Giulietta und Niklaus singen mit Chor ein Hoffmann zu schmachtendes Liebeslied. Er stimmt mit einem andren Lied ein. Sein Tenor: Wer wird denn klagen, um das, was war. Wer wird Freuden entsagen, die wandelbar. Genuss ist alles, ganz und gar! Ein einz’ger Augenblick gelebt voll Ekstase zählt mehr als stilles Glück und als fromme Phrase. Jetzt ist Niklaus zufrieden. Oder soll er dennoch besorgt sein. Wenn sein Freund sich in einen Automaten verliebt hat, könnte er sich auch in eine Wolke aus Parfüm verlieben und war nicht auch Antonia eine Spieluhr? Niklaus hat immer zwei Pferde zu einer rettenden Flucht bereit. Nach Niklaus vertragen sich Spieltisch und Liebe nicht. Deshalb begleitet Niklaus Hoffmann gern zum Kartenspiel. Hoffmanns Freund behält recht. Der Dichter wird rückfällig. Zuerst tötet er den vermeintlichen Nebenbuhler Schlemihl. Nach dem Duell mit Schlemihl fleht Niklaus seinen Freund an, Venedig zu verlassen.

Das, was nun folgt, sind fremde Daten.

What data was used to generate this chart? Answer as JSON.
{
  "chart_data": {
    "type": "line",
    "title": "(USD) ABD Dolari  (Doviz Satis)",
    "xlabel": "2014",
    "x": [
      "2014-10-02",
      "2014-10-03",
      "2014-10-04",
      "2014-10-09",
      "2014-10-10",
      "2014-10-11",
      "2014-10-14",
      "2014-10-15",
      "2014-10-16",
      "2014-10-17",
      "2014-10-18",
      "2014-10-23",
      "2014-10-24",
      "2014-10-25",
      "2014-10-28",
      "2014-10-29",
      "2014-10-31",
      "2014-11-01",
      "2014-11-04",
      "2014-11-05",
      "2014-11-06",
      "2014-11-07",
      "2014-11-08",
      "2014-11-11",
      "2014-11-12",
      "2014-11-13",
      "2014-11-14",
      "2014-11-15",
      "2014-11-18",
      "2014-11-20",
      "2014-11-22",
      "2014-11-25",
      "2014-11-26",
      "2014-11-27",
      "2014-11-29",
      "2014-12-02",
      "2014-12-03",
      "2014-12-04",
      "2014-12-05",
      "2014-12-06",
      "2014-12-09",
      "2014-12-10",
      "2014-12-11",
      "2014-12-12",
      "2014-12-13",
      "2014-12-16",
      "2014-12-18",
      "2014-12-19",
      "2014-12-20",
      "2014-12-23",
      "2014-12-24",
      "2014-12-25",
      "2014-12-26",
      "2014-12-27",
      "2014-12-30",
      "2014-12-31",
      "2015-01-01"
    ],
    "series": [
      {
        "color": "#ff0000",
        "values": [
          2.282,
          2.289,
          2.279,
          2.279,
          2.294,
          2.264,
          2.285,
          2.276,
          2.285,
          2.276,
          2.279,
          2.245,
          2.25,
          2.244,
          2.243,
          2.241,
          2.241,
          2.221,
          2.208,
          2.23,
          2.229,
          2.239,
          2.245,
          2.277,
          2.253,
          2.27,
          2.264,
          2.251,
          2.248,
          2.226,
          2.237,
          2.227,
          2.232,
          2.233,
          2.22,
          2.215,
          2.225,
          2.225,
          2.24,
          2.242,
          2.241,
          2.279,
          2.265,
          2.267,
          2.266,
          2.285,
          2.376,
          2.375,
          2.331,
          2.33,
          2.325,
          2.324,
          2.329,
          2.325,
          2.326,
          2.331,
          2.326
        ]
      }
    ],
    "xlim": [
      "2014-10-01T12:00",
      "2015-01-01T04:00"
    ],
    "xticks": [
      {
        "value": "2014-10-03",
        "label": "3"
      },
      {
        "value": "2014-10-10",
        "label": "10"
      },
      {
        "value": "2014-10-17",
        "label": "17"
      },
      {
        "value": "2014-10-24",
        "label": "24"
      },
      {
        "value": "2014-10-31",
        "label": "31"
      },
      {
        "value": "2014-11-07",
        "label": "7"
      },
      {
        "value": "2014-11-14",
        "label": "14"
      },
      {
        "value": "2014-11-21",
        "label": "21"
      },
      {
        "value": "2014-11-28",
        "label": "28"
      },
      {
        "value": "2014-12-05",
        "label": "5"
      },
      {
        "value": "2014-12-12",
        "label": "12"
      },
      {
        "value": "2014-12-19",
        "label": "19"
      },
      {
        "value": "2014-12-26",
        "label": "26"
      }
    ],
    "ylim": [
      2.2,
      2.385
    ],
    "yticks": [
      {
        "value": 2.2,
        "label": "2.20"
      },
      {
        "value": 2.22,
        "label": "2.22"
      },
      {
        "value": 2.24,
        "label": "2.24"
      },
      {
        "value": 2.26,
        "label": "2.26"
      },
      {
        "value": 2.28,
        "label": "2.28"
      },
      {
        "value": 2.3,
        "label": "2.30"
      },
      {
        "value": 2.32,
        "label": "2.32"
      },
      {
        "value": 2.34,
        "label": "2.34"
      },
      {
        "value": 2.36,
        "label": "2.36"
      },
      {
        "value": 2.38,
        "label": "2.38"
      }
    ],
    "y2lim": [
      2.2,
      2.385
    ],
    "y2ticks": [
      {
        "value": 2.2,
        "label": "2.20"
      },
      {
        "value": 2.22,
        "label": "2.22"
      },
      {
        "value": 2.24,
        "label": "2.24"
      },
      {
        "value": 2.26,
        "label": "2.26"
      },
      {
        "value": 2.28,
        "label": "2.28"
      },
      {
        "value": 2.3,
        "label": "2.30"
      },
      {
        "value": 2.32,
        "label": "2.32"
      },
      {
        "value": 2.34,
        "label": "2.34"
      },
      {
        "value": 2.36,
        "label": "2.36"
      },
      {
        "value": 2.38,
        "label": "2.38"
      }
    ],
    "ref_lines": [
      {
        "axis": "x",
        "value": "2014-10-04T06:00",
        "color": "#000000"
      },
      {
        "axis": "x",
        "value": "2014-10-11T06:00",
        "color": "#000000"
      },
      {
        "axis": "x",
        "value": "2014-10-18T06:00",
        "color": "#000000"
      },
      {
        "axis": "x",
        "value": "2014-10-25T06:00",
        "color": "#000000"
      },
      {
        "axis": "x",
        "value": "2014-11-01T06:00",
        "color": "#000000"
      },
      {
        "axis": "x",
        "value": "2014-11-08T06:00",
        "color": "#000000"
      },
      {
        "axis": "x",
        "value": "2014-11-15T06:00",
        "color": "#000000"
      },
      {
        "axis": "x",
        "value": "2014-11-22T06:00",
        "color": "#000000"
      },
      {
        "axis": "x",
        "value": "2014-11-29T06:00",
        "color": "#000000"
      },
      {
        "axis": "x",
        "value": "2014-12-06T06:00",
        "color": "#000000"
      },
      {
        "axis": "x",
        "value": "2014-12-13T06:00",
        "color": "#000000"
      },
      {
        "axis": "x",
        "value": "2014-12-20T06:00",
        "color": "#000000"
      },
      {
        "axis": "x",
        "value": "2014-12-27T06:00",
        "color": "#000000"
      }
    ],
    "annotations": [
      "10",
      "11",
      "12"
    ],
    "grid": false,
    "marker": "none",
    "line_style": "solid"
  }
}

Hoffmann will sich lieber von Niklaus trennen als von Giulietta. Niklaus sagt Giulietta die Wahrheit über den Ausgang des Duells. Diese fordert nun auch Hoffmann auf zu fliehen. Sie werde nachfolgen, doch soll er ihr zur Überbrückung sein Spiegelbild lassen. Als der Dichter einsieht, dass Giulietta ihn um sein Spiegelbild betrogen hat, will er sie in Wut töten, trifft jedoch Pitichinaccio, den Verkrüppelten, zu dem Giulietta einzig Gefühle hat. Machtlos muss Niklaus zusehen.

Ulrike Schneider (Nicklausse) und Marcus Haddock (Hoffmann), Hamburgische Staatsoper 24. Januar 1999

Zum ersten Mal nach Auffindung des Originalmanuskripts will Hoffmann Giulietta töten und trifft irrtümlich den verkrüppelten Pitichinaccio, zu dem Giulietta einzig Gefühle hat. Bildnachweis: Jörg Landsberg, Bremen

 Fünfter Akt „Stella“:

„Das, Freunde, war’s, die Geschichte meiner dreifachen Liebe.“  Niklaus fällt dem wütenden Hoffmann in den Arm, der mit einer Flasche gegen die nach der Don Giovanni-Aufführung zu feiernde Diva vorgehen will. Dann erklärt die verkleidete Muse den Anwesenden, dass Olympia, Antonia und Giulietta eine Frau sind, die als gefeierte Donna erscheinen wird. Stella ist hin- und hergerissen zwischen der Chance einer gesicherten Existenz und ihrer Neigung zum fantasievollen Poeten. Als Stella sofort auf Hoffmann zugeht und er sie als zerbrochene Olympia, verstorbene Antonia und als zum Teufel gegangene Giulietta anredet, hält sie den betrunkenen Hoffmann für verrückt. Niklaus teilt Stella spöttisch mit, dass sie zu spät komme. Die erloschene Liebe entflamme nicht von neuem. Da bietet ihr Lindorf die Hand. Niklaus triumphiert.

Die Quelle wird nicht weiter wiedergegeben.